Undesirable effects of drug therapies may occur if the patient does not follow the doctor's instructions carefully. Similarly, if the approach to physical activity does not follow certain rules set by competent personnel, muscle trauma may occur.

Deterrence and Patient Education

If the causes are identified, it is necessary to explain to the patient that the motivations that led to myofascial syndrome must be changed. For example, if the patient is anxious at work or during daily activities, they require strategies to relax, perhaps with deep breathing or the learning other relaxation techniques with the help of a psychologist. If the pain is from a poor diet, it is necessary to teach the patient to consume a more balanced diet. If repetitive movements cause the presence of TPs, encourage the patient to perform physical activity, including stretching. A sleep disorder may lead to increased muscle tension, resulting in the formation of TPs. In this case, it is necessary to adopt strategies to improve the quality of sleep.
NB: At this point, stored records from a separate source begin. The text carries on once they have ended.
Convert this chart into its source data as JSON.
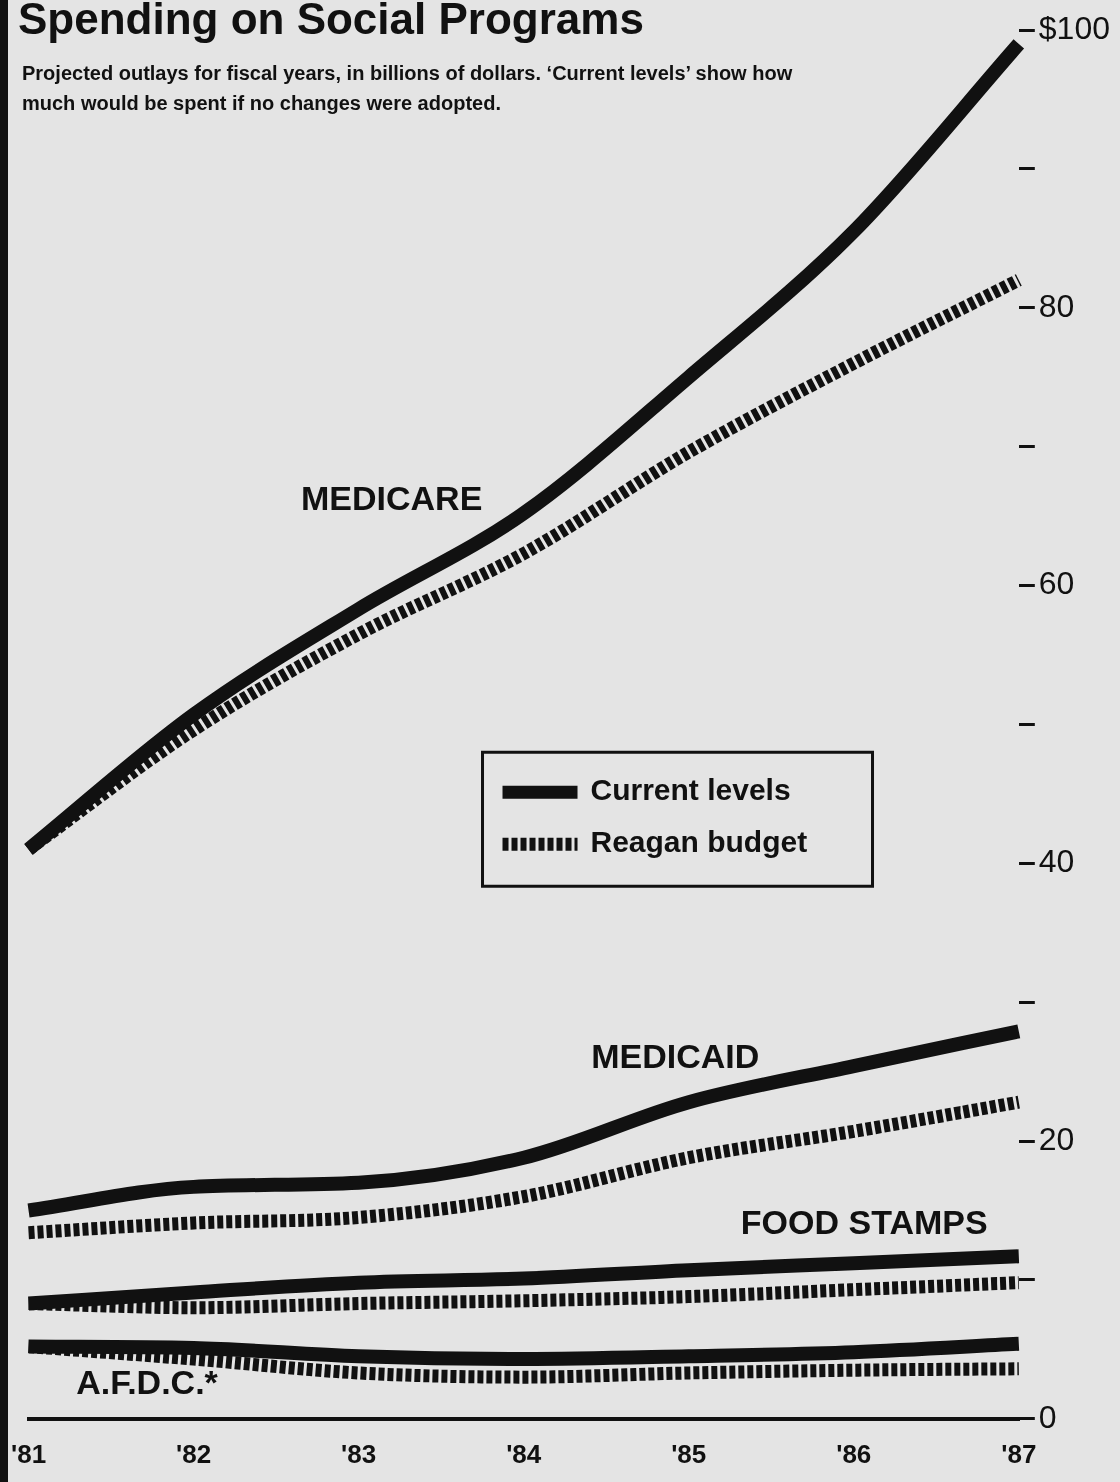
{
  "chart_data": {
    "type": "line",
    "title": "Spending on Social Programs",
    "subtitle": "Projected outlays for fiscal years, in billions of dollars. ‘Current levels’ show how much would be spent if no changes were adopted.",
    "categories": [
      "'81",
      "'82",
      "'83",
      "'84",
      "'85",
      "'86",
      "'87"
    ],
    "series": [
      {
        "name": "Current levels",
        "color": "#111111",
        "line_style": "solid",
        "values": [
          41,
          50.7,
          58.3,
          65.2,
          75,
          85.5,
          99
        ]
      },
      {
        "name": "Reagan budget",
        "color": "#111111",
        "line_style": "dashed",
        "values": [
          41,
          49.6,
          56.5,
          62.3,
          69.6,
          76,
          82
        ]
      },
      {
        "color": "#111111",
        "line_style": "solid",
        "values": [
          15,
          16.7,
          17,
          18.8,
          22.8,
          25.4,
          27.9
        ]
      },
      {
        "color": "#111111",
        "line_style": "dashed",
        "values": [
          13.4,
          14.1,
          14.5,
          16,
          18.8,
          20.7,
          22.8
        ]
      },
      {
        "color": "#111111",
        "line_style": "solid",
        "values": [
          8.3,
          9.1,
          9.8,
          10.1,
          10.7,
          11.2,
          11.7
        ]
      },
      {
        "color": "#111111",
        "line_style": "dashed",
        "values": [
          8.3,
          8,
          8.3,
          8.5,
          8.8,
          9.3,
          9.8
        ]
      },
      {
        "color": "#111111",
        "line_style": "solid",
        "values": [
          5.2,
          5.1,
          4.5,
          4.3,
          4.5,
          4.8,
          5.4
        ]
      },
      {
        "color": "#111111",
        "line_style": "dashed",
        "values": [
          5.2,
          4.3,
          3.3,
          3,
          3.3,
          3.5,
          3.6
        ]
      }
    ],
    "annotations": [
      "MEDICARE",
      "MEDICAID",
      "FOOD STAMPS",
      "A.F.D.C.*"
    ],
    "ylim": [
      0,
      100
    ],
    "yticks": [
      0,
      {
        "value": 10,
        "label": null
      },
      20,
      {
        "value": 30,
        "label": null
      },
      40,
      {
        "value": 50,
        "label": null
      },
      60,
      {
        "value": 70,
        "label": null
      },
      80,
      {
        "value": 90,
        "label": null
      },
      {
        "value": 100,
        "label": "$100"
      }
    ],
    "grid": false,
    "legend": "center right",
    "marker": "none"
  }
}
Enhancing Healthcare Team Outcomes

In diagnosing and treating myofascial syndrome, many professionals should interact for the patient's health. The doctor or nurse practitioner make the diagnosis, and based on the etiology, the patient will be directed to specialists, for example, the physiotherapist, the osteopath, the psychologist, and the nutritionist. It will be an interprofessional team that treats the patient because the patient needs physical, psychological, and nutritional support. Pharmacists should be included as part of the team to assure that no drug-drug interactions occur involving pain management. The clinician should not only examine painful areas but all aspects of the patient's health.